Strange Arguments Against Seniority Reform

An amusing opinion article in the Pittsburgh Post-Gazette takes aim at pending legislation that would protect high-performing teachers and change incentives in persistently failing schools. Authors Adam Schott and Kate Shaw have various misleading things to say about both HB 805 and SB 6, but this sentence sums it up: 

An increasing number of state policy proposals…[treat] teachers as an interchangeable commodity, rather than highly skilled professionals.

What a peculiar claim about legislation that clearly respects the art of teaching and treats teachers as individuals.

HB 805 stipulates that, in the unfortunate event of furloughs, teachers be retained by virtue of job performance, not merely their years of service in the classroom (seniority). Under HB 805, teachers are evaluated based on the state’s new evaluation system, which currently rates 98.2 percent of teachers as distinguished or proficient. HB 805 would protect a teacher rated “distinguished” in favor of a teacher rated “failing.”

Only 15 percent of the evaluation system is based on test scores from each teacher’s classroom, so crocodile tears about an overreliance on “high-stakes testing” ring hollow.

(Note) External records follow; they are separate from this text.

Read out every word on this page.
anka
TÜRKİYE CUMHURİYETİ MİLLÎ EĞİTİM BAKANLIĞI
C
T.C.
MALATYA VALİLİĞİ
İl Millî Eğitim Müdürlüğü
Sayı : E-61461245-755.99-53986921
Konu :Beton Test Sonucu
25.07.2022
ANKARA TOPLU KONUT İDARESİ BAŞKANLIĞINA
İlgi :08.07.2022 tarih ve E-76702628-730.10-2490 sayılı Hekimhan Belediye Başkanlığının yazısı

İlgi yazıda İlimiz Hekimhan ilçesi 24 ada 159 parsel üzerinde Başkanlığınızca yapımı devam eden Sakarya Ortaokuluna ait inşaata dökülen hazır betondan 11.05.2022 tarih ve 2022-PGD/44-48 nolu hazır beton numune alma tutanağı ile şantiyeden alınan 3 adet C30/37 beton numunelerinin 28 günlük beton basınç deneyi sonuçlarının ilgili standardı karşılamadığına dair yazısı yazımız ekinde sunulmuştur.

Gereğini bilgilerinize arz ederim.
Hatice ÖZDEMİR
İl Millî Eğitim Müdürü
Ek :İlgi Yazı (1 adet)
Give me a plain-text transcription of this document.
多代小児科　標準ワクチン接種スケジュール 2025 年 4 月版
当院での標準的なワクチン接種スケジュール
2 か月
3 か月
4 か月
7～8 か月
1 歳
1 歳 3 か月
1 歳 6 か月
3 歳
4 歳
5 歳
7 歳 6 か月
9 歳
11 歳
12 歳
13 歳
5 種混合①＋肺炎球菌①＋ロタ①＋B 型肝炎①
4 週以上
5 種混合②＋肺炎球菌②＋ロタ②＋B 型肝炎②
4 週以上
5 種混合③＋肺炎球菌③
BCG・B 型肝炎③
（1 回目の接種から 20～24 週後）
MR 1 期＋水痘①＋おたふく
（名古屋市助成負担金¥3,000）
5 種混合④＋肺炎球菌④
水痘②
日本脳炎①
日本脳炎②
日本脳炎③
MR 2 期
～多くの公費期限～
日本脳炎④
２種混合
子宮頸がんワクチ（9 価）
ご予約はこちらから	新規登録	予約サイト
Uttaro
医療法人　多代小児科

Reasonable people can debate the components of Pennsylvania’s evaluation system—which was endorsed by the state’s largest teachers’ union—but teacher quality is closely connected with student learning, and measures of teacher effectiveness are quite reliable.

Above all else, it takes real chutzpah to claim that retaining teachers based on actual job performance treats them as “interchangeable commodities.”

The argument from Schott and Shaw boils down to: “Teachers are much more than widgets, so let’s treat them as widgets.” It is, ironically, opponents of seniority reform who view teachers as interchangeable commodities that cannot be evaluated like other professionals.